OCEAN CITY, Md. (WJZ) -- The fight for women to go topless in Maryland's most popular beach town is back in court.
A federal appeals court has heard arguments from advocates who want to overturn Ocean City's ordinance that bans women from going topless.
A ruling was made last year to uphold the 2017 law that made nudity a municipal infraction punishable by a $1,000 fine.
The case began when five Maryland women sued Ocean City, saying the law unfairly targets women. That prompted the resort town to pass the emergency ordinance in June 2017.
"We will not allow women to go topless on our beach or any public property within the city limits of Ocean City." Ocean City Mayor Rick Meehan said at the time.
"Why is it necessary to pass an emergency ordinance to say a female has to be covered up?" the plaintiffs' lawyer, Devon Jacob, argued.
"The city's interest is of course in preserving and protecting the character of Ocean City, the moral sensibilities of its residents and visitors." Bruce Bright, Ocean City attorney, said in 2017.

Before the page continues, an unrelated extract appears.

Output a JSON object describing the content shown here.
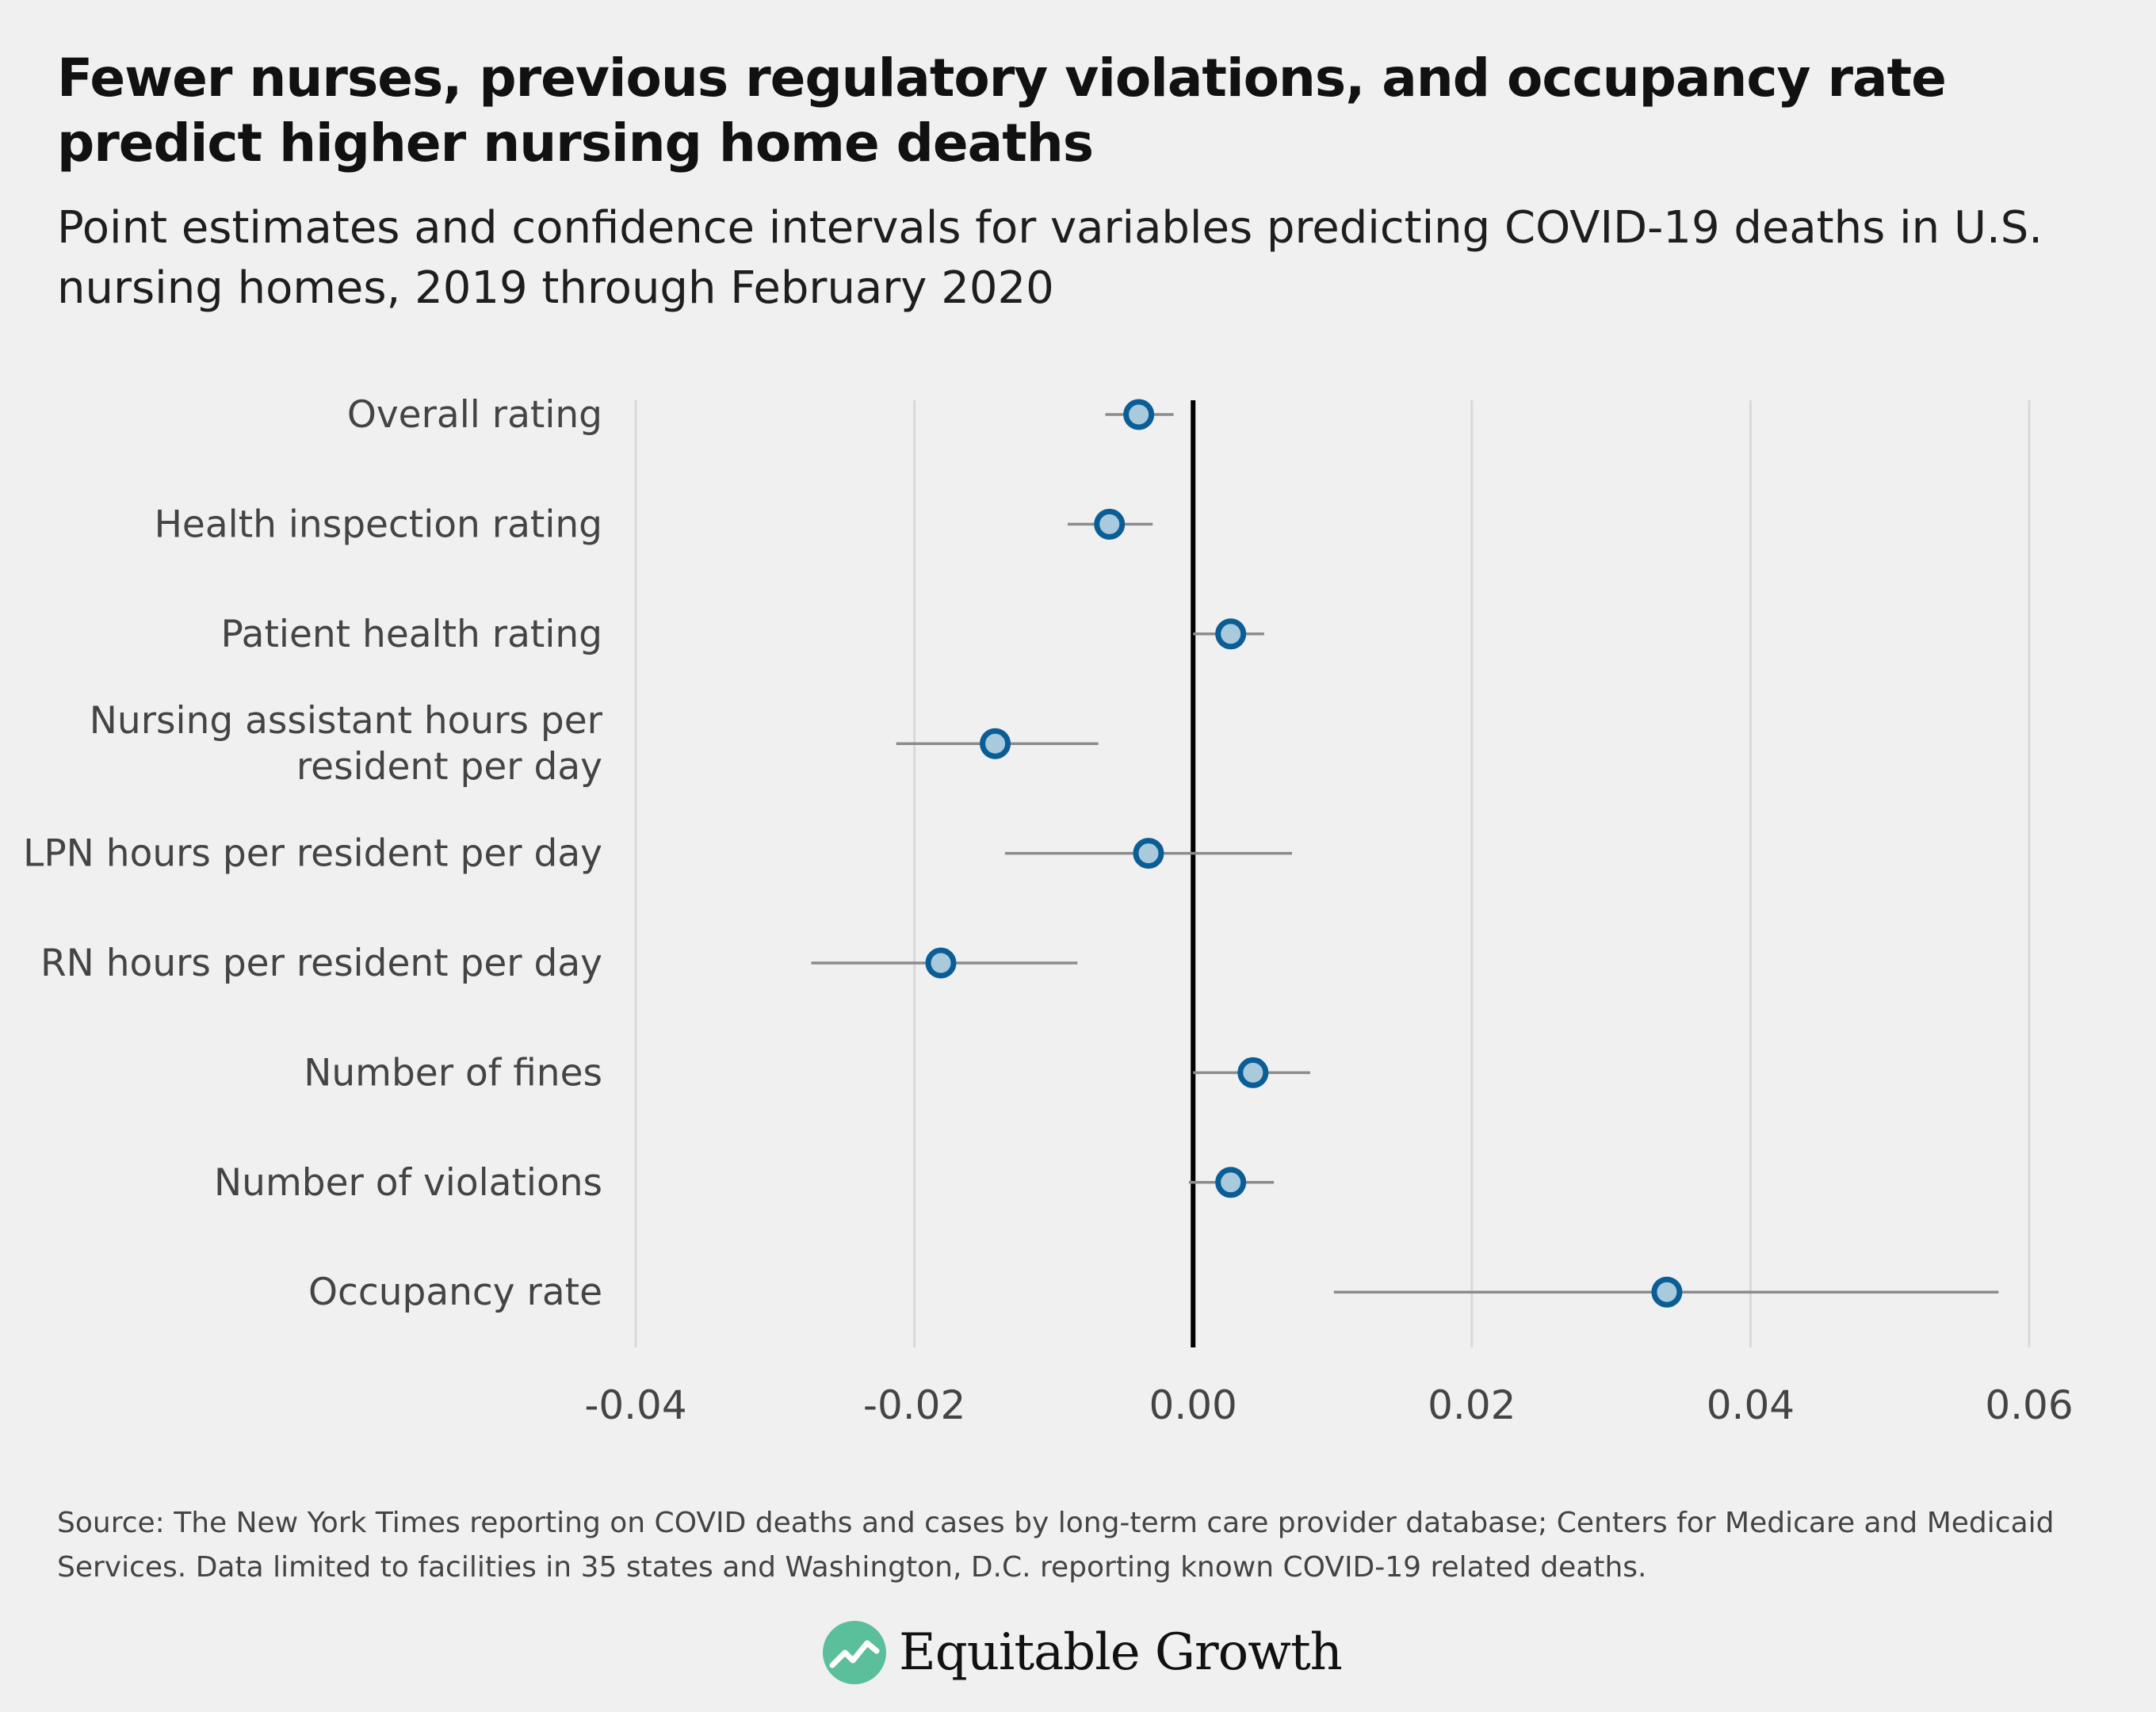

Maryland is one of several states with ambiguous topless laws. Some cities like Austin, Texas, Boulder, Colorado, and Madison, Wisconsin have what's known as "top freedom." But some fear the family friendly feel of Ocean City could be in jeopardy if toplessness becomes the norm.
"The beach is something that we're trying to incorporate as a family," one beach visitor told WJZ in previous coverage of the controversy. "It would turn us away and we would just go elsewhere."